Hinzu kommt: es kann immer Situationen geben, in denen sich Tierhalterinnen und Tierhalter unverhofft und unerwartet wiederfinden: das Einkommen, das sonst locker für Tierarztbehandlungen gereicht hat, bricht weg; mehrere finanziell gravierende Probleme kommen zusammen (ein absehbar geringes Einkommen meine ich hier genau nicht); die gebildeten Rücklagen reichen nicht, weil aus einer OP durch unglückliche Umstände drei wurden; …

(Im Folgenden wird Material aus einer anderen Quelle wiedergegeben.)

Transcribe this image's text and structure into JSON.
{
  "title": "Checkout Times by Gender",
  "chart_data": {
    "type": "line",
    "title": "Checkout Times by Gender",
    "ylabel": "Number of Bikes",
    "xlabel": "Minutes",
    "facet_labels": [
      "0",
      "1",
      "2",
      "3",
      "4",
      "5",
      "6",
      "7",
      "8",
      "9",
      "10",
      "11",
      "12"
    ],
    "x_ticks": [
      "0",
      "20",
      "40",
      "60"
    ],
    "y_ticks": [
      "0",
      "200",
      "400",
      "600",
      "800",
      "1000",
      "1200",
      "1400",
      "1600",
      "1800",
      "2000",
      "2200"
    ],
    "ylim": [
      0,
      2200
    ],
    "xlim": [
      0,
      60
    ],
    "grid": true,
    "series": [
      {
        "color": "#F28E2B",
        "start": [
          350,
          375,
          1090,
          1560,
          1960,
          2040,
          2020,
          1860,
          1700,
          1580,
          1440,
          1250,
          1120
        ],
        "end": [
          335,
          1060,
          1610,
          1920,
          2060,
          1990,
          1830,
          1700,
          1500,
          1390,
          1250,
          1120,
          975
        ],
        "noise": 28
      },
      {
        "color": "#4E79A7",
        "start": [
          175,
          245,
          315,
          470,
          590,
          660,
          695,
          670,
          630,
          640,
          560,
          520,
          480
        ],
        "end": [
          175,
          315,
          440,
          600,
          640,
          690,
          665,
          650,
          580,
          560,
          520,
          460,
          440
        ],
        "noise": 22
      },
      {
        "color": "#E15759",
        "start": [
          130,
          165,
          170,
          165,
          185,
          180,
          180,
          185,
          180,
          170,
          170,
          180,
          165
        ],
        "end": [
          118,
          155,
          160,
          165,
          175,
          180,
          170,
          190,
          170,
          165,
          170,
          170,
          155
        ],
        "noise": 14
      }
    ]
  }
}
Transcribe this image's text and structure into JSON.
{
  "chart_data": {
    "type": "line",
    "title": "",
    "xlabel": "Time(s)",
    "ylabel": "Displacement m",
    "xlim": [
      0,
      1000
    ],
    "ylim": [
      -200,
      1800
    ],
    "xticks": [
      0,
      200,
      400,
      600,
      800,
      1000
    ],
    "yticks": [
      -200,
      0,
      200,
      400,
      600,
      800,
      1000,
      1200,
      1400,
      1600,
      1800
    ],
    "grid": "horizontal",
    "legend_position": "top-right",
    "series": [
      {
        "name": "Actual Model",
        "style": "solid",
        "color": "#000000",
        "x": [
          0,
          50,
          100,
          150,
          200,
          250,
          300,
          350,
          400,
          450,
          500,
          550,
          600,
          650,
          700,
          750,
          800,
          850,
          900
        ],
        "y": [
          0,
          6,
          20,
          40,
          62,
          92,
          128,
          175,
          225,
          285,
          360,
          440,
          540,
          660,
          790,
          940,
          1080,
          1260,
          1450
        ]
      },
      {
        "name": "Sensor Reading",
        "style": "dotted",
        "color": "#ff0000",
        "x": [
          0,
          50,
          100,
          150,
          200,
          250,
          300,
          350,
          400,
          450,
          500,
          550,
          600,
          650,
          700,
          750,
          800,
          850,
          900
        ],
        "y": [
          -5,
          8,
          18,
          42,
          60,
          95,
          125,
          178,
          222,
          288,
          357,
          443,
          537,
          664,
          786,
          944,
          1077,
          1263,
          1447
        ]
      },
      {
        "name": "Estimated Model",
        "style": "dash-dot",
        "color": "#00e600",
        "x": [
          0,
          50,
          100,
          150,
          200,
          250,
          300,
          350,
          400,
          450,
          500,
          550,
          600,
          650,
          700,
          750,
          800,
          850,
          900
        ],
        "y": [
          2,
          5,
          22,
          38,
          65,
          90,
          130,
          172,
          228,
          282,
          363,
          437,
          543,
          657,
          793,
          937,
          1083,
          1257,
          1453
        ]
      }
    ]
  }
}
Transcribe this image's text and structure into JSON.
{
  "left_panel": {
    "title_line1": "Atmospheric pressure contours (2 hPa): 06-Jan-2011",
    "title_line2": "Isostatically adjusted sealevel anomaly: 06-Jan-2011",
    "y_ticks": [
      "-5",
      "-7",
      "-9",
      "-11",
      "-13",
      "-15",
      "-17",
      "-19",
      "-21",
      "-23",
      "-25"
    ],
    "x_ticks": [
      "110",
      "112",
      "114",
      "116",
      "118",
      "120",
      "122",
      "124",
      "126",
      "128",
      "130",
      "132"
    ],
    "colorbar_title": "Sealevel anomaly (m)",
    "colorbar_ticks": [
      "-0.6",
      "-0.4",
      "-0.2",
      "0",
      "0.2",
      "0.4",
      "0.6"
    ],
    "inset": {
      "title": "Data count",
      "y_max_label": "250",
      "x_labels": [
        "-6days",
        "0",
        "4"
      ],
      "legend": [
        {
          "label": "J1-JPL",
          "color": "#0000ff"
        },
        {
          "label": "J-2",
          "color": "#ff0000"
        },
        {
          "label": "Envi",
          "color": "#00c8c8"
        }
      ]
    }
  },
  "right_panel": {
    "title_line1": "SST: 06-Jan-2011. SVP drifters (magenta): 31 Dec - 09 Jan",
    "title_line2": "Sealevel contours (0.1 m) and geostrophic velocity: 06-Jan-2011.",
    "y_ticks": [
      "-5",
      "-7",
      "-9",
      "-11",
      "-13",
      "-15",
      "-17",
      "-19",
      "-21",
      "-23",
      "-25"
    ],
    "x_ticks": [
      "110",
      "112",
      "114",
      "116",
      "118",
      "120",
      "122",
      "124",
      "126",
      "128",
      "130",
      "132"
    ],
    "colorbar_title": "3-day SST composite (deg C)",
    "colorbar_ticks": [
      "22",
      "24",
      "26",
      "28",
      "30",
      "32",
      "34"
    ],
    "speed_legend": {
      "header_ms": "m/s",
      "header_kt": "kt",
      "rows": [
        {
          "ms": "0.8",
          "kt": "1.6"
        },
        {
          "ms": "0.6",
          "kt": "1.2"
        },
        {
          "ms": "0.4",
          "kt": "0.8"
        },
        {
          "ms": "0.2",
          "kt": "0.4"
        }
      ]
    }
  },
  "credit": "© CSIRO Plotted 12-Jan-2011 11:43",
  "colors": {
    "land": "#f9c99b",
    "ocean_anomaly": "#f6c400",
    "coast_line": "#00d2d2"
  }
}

In diesen Fällen habe ich für Hilferufe via Crowdfunding durchaus Verständnis (und hätte diesen Beitrag nie geschrieben). Nur werden die Adressaten solcher Aufrufe mit jedem Aufruf, der nicht unter diese Kategorie fällt, abgestumpft, sodass für wirkliche finanzielle Notlagen bei Tierhalterinnen und Tierhaltern dann unter Umständen nicht mehr viel übrig ist (an Mitgefühl oder Geld). Und das nur, ich sagte es schon, weil andere nicht vorgesorgt haben.

Ich habe mit Pferden zu tun, seit ich 12 Jahre alt bin (die studienbedingte Unterbrechung mal weggerechnet). Seit einigen Jahren besitze ich selbst ein Pferd. Da sich mein Reiterleben in Pensionsställen abgespielt hat, habe ich leider mehrere Fälle miterleben müssen, in denen Pferde unter genau dieser Verantwortungslosigkeit ihrer Besitzer leiden mussten. Da wurde an einer erkennbaren Sehnenverletzung herumgedoktort, weil ein Tierarzt oder eine Tierärztin zu teuer waren, bis das Pferd dauerhaft lahm ging und schlussendlich eingeschläfert werden musste. Oder es wird ein Pferd mit einer (leicht behandelbaren) Sandkolik noch nicht mal mehr in eine Klinik gefahren sondern gleich eingeschläfert, weil die Behandlung zu teuer ist. Auf physiologisch indizierte Spezialbeschläge wird verzichtet mit dem Ergebnis, dass das betroffene Pferd dauerhaft lahm geht. Zwei, drei Beispiele gibt es noch, nur aus meinem Umfeld. Und all das waren keine Fälle, in denen die Besitzerinnen unerwartet in Finanznot gerieten. Sie sind sehenden Auges in eine solche Situation hineingesteuert.

Tierliebe bedeutet nicht, um jeden Preis ein Tier zu halten, auch wenn eine Trennung emotional fordernd ist (nein, das ist kein Plädoyer dafür, ein Tier in’s Tierheim zu geben; es gibt auch andere Wege). Tierliebe bedeutet, dann die Verantwortung der Tierhaltung einzugehen, wenn man auch in der Lage ist, sie zu tragen. Und zwar vollumfänglich. Sich über diesen vollen Umfang zu informieren und sich diesen auch bewusst zu machen, gehört dazu.